Les risques de l’obligation de solidarité

Benjamin Spivac, ingénieur patrimonial chez Amplegest et Laurent Sebaoun, avocat associé spécialisé en fiscalité patrimoniale chez Qualiens Avocats
Après le divorce, un(e) conjoint(e) peut être tenu(e) de payer les dettes de son ex époux (se) si celui-ci n’est pas solvable

Comme l’avait démontré un précédent cas pratique intitulé « La médiation, une solution à privilégier pour régler un divorce compliqué », anticiper la séparation au moment même du mariage permet de s’épargner bien des complications si le ménage venait à se dissoudre. Si cette démarche est contre-intuitive, elle assure cependant une transition plus douce quant à la gestion patrimoniale de l’ancien couple, et permet plus de flexibilité dans le partage des biens. En effet, il faut se souvenir qu’aucun régime matrimonial n’est pleinement adapté à une séparation, ni n’assure un processus indolore, si bien que la médiation en amont de la rupture apparaît comme le meilleur moyen de réduire de potentiels conflits.

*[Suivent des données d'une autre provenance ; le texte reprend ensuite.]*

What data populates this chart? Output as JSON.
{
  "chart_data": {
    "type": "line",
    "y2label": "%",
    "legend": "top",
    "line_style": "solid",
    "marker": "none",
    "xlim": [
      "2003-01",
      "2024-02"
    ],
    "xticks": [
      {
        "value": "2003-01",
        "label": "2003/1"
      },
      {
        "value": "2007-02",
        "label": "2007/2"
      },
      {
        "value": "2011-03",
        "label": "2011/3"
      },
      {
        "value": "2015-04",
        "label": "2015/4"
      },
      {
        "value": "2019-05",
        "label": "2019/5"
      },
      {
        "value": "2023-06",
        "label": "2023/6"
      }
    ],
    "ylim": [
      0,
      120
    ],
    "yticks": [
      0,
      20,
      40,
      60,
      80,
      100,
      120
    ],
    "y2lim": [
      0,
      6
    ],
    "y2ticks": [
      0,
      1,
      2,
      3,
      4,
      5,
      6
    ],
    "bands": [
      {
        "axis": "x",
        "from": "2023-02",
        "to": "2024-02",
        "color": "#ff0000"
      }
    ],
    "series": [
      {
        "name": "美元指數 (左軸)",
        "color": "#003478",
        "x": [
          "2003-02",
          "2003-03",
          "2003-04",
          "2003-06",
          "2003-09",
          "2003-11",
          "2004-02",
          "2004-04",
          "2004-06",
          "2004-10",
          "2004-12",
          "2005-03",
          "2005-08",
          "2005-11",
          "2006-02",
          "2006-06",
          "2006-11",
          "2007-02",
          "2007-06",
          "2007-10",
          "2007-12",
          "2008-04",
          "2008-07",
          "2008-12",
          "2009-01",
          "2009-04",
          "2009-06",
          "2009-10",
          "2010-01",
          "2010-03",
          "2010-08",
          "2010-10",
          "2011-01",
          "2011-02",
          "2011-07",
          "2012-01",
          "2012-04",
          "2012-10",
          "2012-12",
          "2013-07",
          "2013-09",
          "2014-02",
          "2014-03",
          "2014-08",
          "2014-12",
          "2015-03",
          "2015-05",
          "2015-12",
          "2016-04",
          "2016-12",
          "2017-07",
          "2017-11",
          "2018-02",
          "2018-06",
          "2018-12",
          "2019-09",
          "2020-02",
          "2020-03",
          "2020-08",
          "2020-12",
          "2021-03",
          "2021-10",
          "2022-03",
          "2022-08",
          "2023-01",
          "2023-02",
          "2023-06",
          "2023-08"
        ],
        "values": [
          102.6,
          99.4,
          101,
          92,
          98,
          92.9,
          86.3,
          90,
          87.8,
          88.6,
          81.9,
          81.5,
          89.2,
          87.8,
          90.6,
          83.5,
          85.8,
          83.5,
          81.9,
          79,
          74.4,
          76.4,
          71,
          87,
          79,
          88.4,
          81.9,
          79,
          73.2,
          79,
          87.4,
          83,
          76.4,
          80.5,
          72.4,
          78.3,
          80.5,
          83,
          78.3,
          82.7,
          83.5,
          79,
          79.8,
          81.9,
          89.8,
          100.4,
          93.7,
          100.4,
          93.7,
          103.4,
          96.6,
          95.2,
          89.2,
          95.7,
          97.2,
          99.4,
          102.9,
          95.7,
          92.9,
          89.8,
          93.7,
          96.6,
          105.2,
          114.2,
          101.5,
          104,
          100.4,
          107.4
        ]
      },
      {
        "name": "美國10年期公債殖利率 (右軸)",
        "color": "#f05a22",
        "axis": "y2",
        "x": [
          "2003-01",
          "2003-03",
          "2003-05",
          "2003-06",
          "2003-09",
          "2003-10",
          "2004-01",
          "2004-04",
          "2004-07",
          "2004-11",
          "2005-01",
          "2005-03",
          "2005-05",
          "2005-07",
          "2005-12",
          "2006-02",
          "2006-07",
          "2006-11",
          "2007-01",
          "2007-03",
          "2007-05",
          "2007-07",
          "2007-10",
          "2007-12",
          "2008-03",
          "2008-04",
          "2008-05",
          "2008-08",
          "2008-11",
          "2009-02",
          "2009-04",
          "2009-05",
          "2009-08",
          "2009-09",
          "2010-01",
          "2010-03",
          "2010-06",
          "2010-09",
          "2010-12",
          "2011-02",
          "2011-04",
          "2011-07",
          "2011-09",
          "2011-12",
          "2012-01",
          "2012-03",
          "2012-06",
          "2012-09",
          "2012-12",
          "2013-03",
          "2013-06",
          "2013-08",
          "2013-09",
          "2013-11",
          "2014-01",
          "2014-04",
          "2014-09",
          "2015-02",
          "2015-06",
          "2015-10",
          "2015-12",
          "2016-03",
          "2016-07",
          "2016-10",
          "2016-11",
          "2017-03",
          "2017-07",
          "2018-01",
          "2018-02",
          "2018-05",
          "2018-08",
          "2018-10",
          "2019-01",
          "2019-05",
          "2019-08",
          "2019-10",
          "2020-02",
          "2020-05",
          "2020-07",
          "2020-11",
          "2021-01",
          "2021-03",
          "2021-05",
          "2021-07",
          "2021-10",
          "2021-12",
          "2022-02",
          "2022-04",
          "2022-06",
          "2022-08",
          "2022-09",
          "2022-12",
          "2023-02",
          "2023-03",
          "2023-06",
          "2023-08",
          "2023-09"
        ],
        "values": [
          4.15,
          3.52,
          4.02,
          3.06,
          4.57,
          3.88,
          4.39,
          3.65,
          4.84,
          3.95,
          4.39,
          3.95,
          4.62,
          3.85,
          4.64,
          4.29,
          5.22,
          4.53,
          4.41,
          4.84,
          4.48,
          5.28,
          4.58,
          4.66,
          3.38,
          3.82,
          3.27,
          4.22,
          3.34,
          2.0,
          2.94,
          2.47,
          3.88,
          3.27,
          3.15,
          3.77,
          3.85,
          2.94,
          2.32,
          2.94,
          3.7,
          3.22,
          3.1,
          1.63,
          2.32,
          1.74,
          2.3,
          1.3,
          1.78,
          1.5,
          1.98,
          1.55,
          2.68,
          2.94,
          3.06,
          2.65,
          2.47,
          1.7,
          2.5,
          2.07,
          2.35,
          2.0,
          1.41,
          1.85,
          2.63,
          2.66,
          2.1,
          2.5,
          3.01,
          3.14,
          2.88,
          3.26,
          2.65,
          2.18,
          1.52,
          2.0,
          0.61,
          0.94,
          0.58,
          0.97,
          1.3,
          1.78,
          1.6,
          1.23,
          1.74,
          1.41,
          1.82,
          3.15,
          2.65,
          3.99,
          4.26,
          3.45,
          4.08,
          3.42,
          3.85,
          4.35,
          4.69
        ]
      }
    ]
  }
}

Mais plus que les seules questions patrimoniales, le divorce peut donner lieu à des situations administratives complexes qui viennent opposer les ex-époux, et notamment sur le plan fiscal. Cela est principalement due à une spécificité administrative : la France est l’un des derniers pays qui pratique encore la déclaration d’impôt commune aux époux, quel que soit le régime choisi par ces derniers. En effet, l’article 1691 bis du Code Général des impôts pose une solidarité fiscale entre époux au titre de l’impôt sur le revenu, de l’impôt sur la fortune ou de la taxe d’habitation. Cela établit une solidarité face aux autorités fiscales, dont peuvent découler des abus, surtout si l’un des conjoints se met en porte-à-faux avec ces dernières à l’occasion de fraudes ou d’oublis. Même après le divorce, ces obligations de solidarité demeurent et peuvent tenir les ex-époux, majoritairement la femme, à devoir acquitter les dettes fiscales de leur ancien partenaire. Ce risque est d’autant plus complexe qu’il est méconnu, peu médiatisé et relevant de textes de loi spécifiques. Ainsi, les particuliers n’en ont bien souvent pas conscience, et omettent d’anticiper cette problématique, ni ne savent s’en prémunir quand ils y sont confrontés. C’est là qu’interviennent les avocats en droit du divorce et les ingénieurs patrimoniaux, qui se situent en amont et en aval du processus, conseillant leurs clients afin d’éviter que de telles situations se produisent ou contribuant à leur résolution.

 

L’assujettissement à une dette fiscale par l’un des conjoints

Avec près d’un mariage sur deux qui se solde par un divorce, la question de la solidarité face à la dette fiscale se pose plus que jamais pour les ex-conjoints. C’est justement ce qui est arrivé à madame A, ex-épouse de monsieur B, avec qui elle a vécu 30 ans et eu quatre enfants. Le couple, uni par un contrat de mariage en séparation de biens, disposait d’un patrimoine confortable, encore qu’inégalement réparti : monsieur B était propriétaire d’une entreprise administrée par ses soins, dont il dégageait des revenus substantiels, tandis que madame A occupait un poste d’employée. Dans le cadre de sa société, monsieur B est soumis à un contrôle fiscal. C’est une procédure classique quand on est gérant d’une entreprise, qui peut déboucher à tout moment sur un contrôle personnel visant à vérifier la cohérence des patrimoines de la société et de l’individu. L’audit souligne parfois des irrégularités dans la gestion, et notamment le détournement de ressources de l’entreprise à des fins personnelles, sans se verser de dividendes au préalable. Ce contrôle peut de même advenir pour certaines situations en dehors de la gestion d’entreprise, par exemple lorsque l’un des conjoints oublie de déclarer un revenu, que ses déclarations sont inexactes ou qu’il détient des comptes bancaires à l’étranger non déclarés.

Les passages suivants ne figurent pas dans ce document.